Saturday, February 20, 2010

Movies: The Red Shoes

This Powell & Pressburger classic has just undergone a stunning restoration and is playing on Film Forum's screen. Thelma Schoonmaker, Powell's widow and three time Academy Award winner (she has been the editor on every Martin Scorsese film since Raging Bull), was there last night to introduce the film and answer questions (she and Scorsese served as advisors on the restoration, done at UCLA by Robert Gitt). She was a gracious and interesting speaker, but most of her comments were of a nature too technical for me to understand (which is rather delightful, considering the fact that she looks like a grandmother who doesn't know how to use a cell phone, much less digitally edit a feature-film). She did, however, explain how technicolor films were made from three individually colored strips, the composite of which offers the richness of color, but also leads to blurring when the strips fall out of registration. Further, because the film exists on three original strips rather than one, there was three times the amount of film to restore.
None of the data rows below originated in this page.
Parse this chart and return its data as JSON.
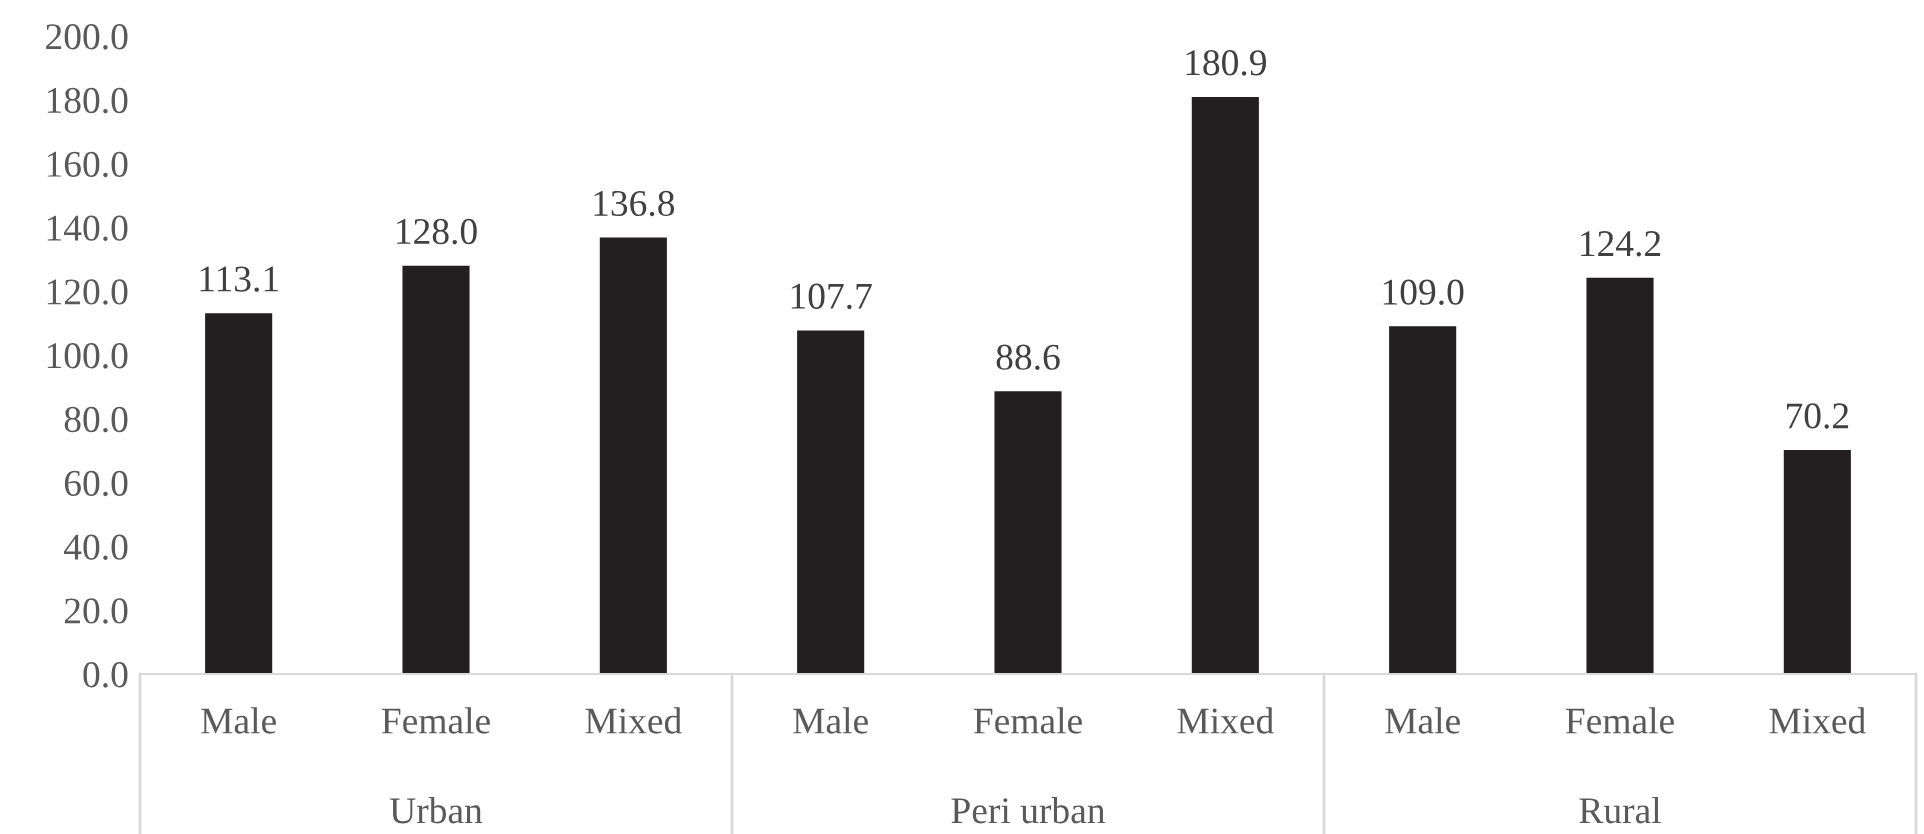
{
  "chart_data": {
    "type": "bar",
    "categories": [
      "Male",
      "Female",
      "Mixed",
      "Male",
      "Female",
      "Mixed",
      "Male",
      "Female",
      "Mixed"
    ],
    "values": [
      113.1,
      128.0,
      136.8,
      107.7,
      88.6,
      180.9,
      109.0,
      124.2,
      70.2
    ],
    "value_labels": [
      "113.1",
      "128.0",
      "136.8",
      "107.7",
      "88.6",
      "180.9",
      "109.0",
      "124.2",
      "70.2"
    ],
    "color": "#231f20",
    "ylim": [
      0,
      200
    ],
    "yticks": [
      {
        "value": 0,
        "label": "0.0"
      },
      {
        "value": 20,
        "label": "20.0"
      },
      {
        "value": 40,
        "label": "40.0"
      },
      {
        "value": 60,
        "label": "60.0"
      },
      {
        "value": 80,
        "label": "80.0"
      },
      {
        "value": 100,
        "label": "100.0"
      },
      {
        "value": 120,
        "label": "120.0"
      },
      {
        "value": 140,
        "label": "140.0"
      },
      {
        "value": 160,
        "label": "160.0"
      },
      {
        "value": 180,
        "label": "180.0"
      },
      {
        "value": 200,
        "label": "200.0"
      }
    ],
    "annotations": [
      "Urban",
      "Peri urban",
      "Rural"
    ],
    "grid": false,
    "legend": false
  }
}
But it was well worth it. The movie is gorgeous. Clean, clear, and sharp, it maintains the nostalgic touch of hand-coloring. The plot, of a driven red-haired ballerina torn between two driven men—the director of the Ballet Lermontov, her employer and mentor, and Julian Craster, the company's young genius composer, with whom she falls in love, revels in the dreamy visuals. Lermontov, insanely jealous and uncompromising, fires Craster from the company when he discovers the affair, and the ballerina, unwilling to sacrifice her relationship, leaves the company. While Craster flourishes, writing his first opera, his new wife wilts, longing to dance again. The night of his opera's opening, she secretly returns to Lermontov, to restage her famous ballet, The Red Shoes, a part written for her by both Craster and Lermontov before the affair began, based on a Hans Christian Andersen tale in which a girl goes to a ball in a pair of enchanted red shoes, which refuse to stop dancing, even when she's tired, unto her death. The film's plot echoes that of the ballet, for, unable to decide between her love of Julian and of the dance, the ballerina at last throws herself off a balcony in Monte Carlo onto train tracks, when her husband is at last able to remove the red shoes.

The film's glory is the central section in which the Ballet of the Red Shoes is performed, transforming from a Rogers-and-Hammerstein-style musical number to a Daliesque surrealist landscape, and in which the ballerina finds herself led by the enchanted shoemaker, a clownish, hobo-like conjurer. The art director, at Powell & Pressburger's demand, allowed the stage to open to the camera and explore the dance as a dream-state; so that the ballerina sees her own self dancing more than once, which duplication could never actually happen onstage. She floats on air, becomes a bird, a flower, a cloud. To mark the passage of time, a newspaper page flutters through the empty streets; the paper takes the shape of a man, and suddenly is a man, her partner dressed in newsprint, even his face painted, she in a dirt-stained and bedraggled gown. Soon he crumbles back into a sheet of paper. At last, her partner is dressed as a priest, and the corps de ballet, in black shoes, march through her funeral. Still, she cannot die, until she is released from the red shoes.

The film's incredibly tender ending, which brought me to tears, shows the sobbing Lermontov introducing the ballet the fateful evening our dancer has ended her career by leaping from the balcony. The curtain draws, and the opening act of the ballet is performed, and empty spotlight moving where her body would be.

The film's ending—in which a female artist sacrifices her career for love, dates it, for a contemporary studio would never make such an ethically irresponsible statement. That said, as unrealistic and inhumane as he is, the ballet master Lemontov is progressive enough to sneer at her choice, even asking her directly how she could give up her dreams to be a mere housewife surrounded by screaming children. And even if I don't intellectually support her choice, if forced, I'm certain I would choose the same. That said, Lermontov and Craster's insistence that she make that choice belies that neither of them truly love her, and neither warrant any sacrifice (for the love that deserves the sacrifice is the love that never demands it).